When Minnesota legislators ended their 2015 lawmaking season with two major bills stalled in partisan gridlock, they voiced hope that conditions more propitious for dealmaking would emerge in time for the 2016 session.

That session starts at noon Tuesday with those hopes largely unrealized. The DFL-controlled Senate and the GOP-led House are obliged to pick up Tuesday where they left off last spring. Little has changed in the past nine months, save for the increasing tension of an election year in which no statewide office is on the ballot and legislators' electoral fates are linked to the most volatile presidential contest in decades.

That backdrop is bound to factor in every major move legislators make in the brief 10-week regular session. If nervous legislators in both parties are most concerned with keeping their fractious bases satisfied, last year's paralysis could continue, to Minnesota's detriment.

But the presidential race offers a larger message we hope legislators heed: Voters have had their fill of gridlock-prone, politics-as-usual government. Legislators in both parties were elected in 2014 with promises of progress toward solutions of vexing state problems. They can expect to feel voters' wrath if they don't deliver.

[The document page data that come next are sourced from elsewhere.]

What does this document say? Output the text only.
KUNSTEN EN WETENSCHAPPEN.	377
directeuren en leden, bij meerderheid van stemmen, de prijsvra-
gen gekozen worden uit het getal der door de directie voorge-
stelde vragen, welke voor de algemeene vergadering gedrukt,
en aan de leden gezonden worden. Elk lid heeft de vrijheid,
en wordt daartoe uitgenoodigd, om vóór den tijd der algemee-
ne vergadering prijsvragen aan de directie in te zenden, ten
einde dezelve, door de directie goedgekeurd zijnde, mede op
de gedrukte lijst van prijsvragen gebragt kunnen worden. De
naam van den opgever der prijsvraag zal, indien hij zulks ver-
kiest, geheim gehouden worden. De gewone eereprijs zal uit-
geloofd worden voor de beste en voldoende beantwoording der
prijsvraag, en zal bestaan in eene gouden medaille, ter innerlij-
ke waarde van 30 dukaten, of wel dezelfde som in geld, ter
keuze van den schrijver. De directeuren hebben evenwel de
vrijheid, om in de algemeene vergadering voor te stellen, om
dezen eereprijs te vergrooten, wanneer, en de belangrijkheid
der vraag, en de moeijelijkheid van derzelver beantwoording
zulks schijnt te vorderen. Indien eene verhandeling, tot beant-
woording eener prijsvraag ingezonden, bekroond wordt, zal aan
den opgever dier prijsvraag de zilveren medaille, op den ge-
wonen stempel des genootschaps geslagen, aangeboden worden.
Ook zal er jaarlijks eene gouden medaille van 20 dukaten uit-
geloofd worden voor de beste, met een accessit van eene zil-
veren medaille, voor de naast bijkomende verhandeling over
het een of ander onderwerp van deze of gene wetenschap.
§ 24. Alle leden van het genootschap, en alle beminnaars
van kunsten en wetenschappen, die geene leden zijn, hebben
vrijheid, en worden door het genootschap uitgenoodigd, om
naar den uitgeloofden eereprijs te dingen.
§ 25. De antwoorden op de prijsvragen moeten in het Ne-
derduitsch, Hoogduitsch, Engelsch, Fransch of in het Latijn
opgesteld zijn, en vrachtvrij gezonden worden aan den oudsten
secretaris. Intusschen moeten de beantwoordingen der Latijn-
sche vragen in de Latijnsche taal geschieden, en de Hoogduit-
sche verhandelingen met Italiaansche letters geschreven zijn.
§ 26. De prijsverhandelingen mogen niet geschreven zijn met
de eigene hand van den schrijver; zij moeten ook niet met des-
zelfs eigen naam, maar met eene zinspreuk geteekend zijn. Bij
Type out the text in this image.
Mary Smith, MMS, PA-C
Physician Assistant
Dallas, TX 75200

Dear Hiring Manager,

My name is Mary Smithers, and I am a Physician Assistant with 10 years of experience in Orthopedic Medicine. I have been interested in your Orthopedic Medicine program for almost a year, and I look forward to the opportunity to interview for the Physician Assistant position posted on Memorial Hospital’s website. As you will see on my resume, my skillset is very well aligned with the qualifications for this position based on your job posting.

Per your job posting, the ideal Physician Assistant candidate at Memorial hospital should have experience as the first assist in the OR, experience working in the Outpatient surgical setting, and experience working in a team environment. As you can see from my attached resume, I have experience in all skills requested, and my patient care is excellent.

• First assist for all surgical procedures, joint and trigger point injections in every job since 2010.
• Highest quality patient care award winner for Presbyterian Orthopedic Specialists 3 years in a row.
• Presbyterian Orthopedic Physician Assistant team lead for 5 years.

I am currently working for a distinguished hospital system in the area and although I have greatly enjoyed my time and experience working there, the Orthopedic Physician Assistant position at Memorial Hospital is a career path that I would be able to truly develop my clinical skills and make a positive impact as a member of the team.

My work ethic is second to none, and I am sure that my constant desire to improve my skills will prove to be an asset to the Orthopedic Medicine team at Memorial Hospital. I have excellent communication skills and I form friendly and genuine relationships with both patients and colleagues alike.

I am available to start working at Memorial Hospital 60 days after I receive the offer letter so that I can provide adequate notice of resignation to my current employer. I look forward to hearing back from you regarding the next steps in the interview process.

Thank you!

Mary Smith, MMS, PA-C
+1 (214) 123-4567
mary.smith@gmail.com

A lot needs doing in a session foreshortened to accommodate the reconstruction of the State Capitol, where only the House will meet this year. The Senate has decamped to the sleek new Minnesota Senate Building, which was designed to accommodate House floor sessions this year as well. The House's refusal to leave the Capitol is more about politics than practicality, and strikes us as petty.

The two chambers' physical separation is bound to complicate legislators' task. It should not be an excuse for more of the closed-door negotiating that Minnesotans saw too much of last May, to little good result. Legislators should be on notice: Public tolerance of their lack of transparency has grown thin.

Atop this year's to-do list is the unfinished business of 2015: the transportation and tax bills. They've become a de facto package deal. Legislators will be hard-pressed to muster majorities for one without the other — and even then, they'll need plenty of pressure, particularly from the business community, to find agreement. The deal we think would serve Minnesota best: new money for transportation, including transit, in exchange for a prudent portion of the tax cut Republicans seek.

"A prudent portion" grew smaller with the latest state budget forecast, which foretold an economy slowing as the baby boom generation retires. The state's spendable surplus through June 2017 stands at $900 million, down from $1.2 billion, and only half of that sum can safely be used for ongoing obligations. That's a limit legislators should respect. Maintaining state government's hard-won fiscal stability ought to be a top priority.

If a tax-transportation deal does not gel, a third major bill — capital investments — also will be in political jeopardy. Its enactment requires sufficient bipartisan goodwill to win a 60 percent supermajority. With interest rates rising and Minnesota's infrastructure backlog growing, the Legislature would be foolish to throttle back this year. The "bonding bill" is one of its best tools for shaping the state's future prosperity.

A long view is in order as legislators assess other pleas for a share of surplus dollars. A worker shortage is projected to be a drag on state economic growth for the next decade. That constraint can be eased by state efforts to make the most of Minnesota's existing human capital and attract more.

The Legislature has a particular obligation to address growing worker shortages in government ranks. For example, more than 8,700 vacancies now exist among 99,000 state-funded positions for care providers for the disabled. Best Life Alliance, a coalition of care providers, says low wages — an hourly average of $11.87 — are contributing to a labor shortage it deems a crisis.

Lawmakers should also seek to narrow a growing demographic divide between metro and Greater Minnesota. It's putting state government's ability to function at risk. Laid-off Iron Range workers have an urgent need for an unemployment benefits extension; many would benefit from retraining assistance. A response to their plight should come in the new session's first days, unburdened by additional measures.

A "One Minnesota" agenda should include an overdue boost in state aid to cities and counties and more effort to bring broadband Internet service to underserved portions of the state. The latter represents one-time spending rather than an ongoing obligation, which ought to add to its appeal this year. Work should also continue to craft a state strategy for closing racial disparities in income, education and other measures of well-being.

All of that may be a lot to ask of an election-year session with an abbreviated calendar. But Minnesotans ask much of their state government, and through the decades, state government has largely lived up to their trust. Today's legislators should accept keeping of that trust as their highest duty.